Histological evaluation
Hematoxylin and eosin (H&E) staining of DPC rod microtissues was performed after a 24-h incubation period using the following protocol: samples were stained for 7 min in Mayer’s hematoxylin and rinsed in distilled water for 30 s. After differentiating with 0.1% HClOH for 20 s, they were rinsed for 10 min in tap water followed by rinsing in distilled water for 30 s. Next, they were stained for 3 min in 0.5% Eosin G (with two droplets of glacial acetic acid) and rinsed in tap water for 10 s, followed by dehydration in 70% EtOH, 96% EtOH, 100% EtOH, and xylene for 2, 2, 10, and 5 min, respectively. Finally, they were permanently embedded.
TGF-β signaling
DPC were incubated with human TGF-β at 5 μg/mL and its inhibitor SB431542 at 10 mM as described above to examine the role of TGF-β on the contraction of their rod-shaped microtissue patterns. The concentration was based on previous publications [20]. Twenty-four hours after incubation, images were taken using fourfold objective and OptoCapture software 2.2. Length and width were calculated in millimeters using Call EZ software. Data are displayed as compared with the untreated cells, referred to control.

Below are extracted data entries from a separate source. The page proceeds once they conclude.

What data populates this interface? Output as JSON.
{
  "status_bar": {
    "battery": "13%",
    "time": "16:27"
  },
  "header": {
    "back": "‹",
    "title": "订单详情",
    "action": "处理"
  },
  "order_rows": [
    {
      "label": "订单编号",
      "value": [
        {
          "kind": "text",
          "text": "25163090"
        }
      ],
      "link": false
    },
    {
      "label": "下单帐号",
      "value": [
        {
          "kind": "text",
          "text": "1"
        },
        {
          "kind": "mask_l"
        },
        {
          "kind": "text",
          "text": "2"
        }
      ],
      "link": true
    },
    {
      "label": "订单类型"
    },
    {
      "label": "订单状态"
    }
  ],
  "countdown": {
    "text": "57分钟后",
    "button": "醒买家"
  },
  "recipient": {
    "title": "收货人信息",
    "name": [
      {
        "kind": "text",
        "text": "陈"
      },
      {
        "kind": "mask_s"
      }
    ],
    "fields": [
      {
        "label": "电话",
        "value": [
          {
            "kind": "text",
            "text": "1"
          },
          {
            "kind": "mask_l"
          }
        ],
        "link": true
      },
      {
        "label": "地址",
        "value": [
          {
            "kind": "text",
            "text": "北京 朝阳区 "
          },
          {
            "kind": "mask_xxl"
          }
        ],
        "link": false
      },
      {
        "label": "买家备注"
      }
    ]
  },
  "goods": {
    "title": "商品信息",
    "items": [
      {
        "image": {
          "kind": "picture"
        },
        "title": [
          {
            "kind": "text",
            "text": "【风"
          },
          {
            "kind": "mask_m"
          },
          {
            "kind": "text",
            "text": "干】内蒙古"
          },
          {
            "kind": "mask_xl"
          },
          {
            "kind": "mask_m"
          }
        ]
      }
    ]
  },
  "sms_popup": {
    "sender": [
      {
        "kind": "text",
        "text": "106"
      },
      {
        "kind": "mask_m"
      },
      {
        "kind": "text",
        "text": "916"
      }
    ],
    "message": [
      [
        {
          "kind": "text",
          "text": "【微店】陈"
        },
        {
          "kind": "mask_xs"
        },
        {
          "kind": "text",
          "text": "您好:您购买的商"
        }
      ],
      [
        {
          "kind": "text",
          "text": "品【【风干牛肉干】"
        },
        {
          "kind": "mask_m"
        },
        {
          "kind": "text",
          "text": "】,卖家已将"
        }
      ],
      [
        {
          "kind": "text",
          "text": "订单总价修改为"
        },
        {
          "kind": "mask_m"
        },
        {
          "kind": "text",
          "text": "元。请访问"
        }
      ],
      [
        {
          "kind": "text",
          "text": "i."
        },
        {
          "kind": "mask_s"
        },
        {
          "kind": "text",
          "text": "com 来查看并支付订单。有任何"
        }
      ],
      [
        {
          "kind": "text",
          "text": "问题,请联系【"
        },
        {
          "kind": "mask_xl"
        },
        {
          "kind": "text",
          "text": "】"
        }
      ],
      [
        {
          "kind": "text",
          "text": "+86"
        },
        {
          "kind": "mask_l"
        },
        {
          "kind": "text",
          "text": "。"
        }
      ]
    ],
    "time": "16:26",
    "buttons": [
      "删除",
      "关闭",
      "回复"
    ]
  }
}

PI3/AKT and MAPK signaling
DPC were incubated with the pharmacological inhibitors LY294002 (PI3K-inhibitor; Sigma), SB203580 (p38- inhibitor; Sigma), SP600125 (JNK-inhibitor; Calbiochem, San Diego, CA, USA), and U0126 (ERK-inhibitor; Cell Signaling Technology, Beverly, MA, USA), all at 10 μM as described above, to examine the role of PI3K and MAPK signaling. The concentration was based on previous reports [21]. Twenty-four hours after incubation, images were taken and processed as described above.
Statistical evaluation
Statistical analysis was done with IBM SPSS Statistics Version 24 (IBM Corporation, Armonk, NY, USA), using the ANOVA and the post hoc Dunnett’s test. The level of significance was set at p < 0.05.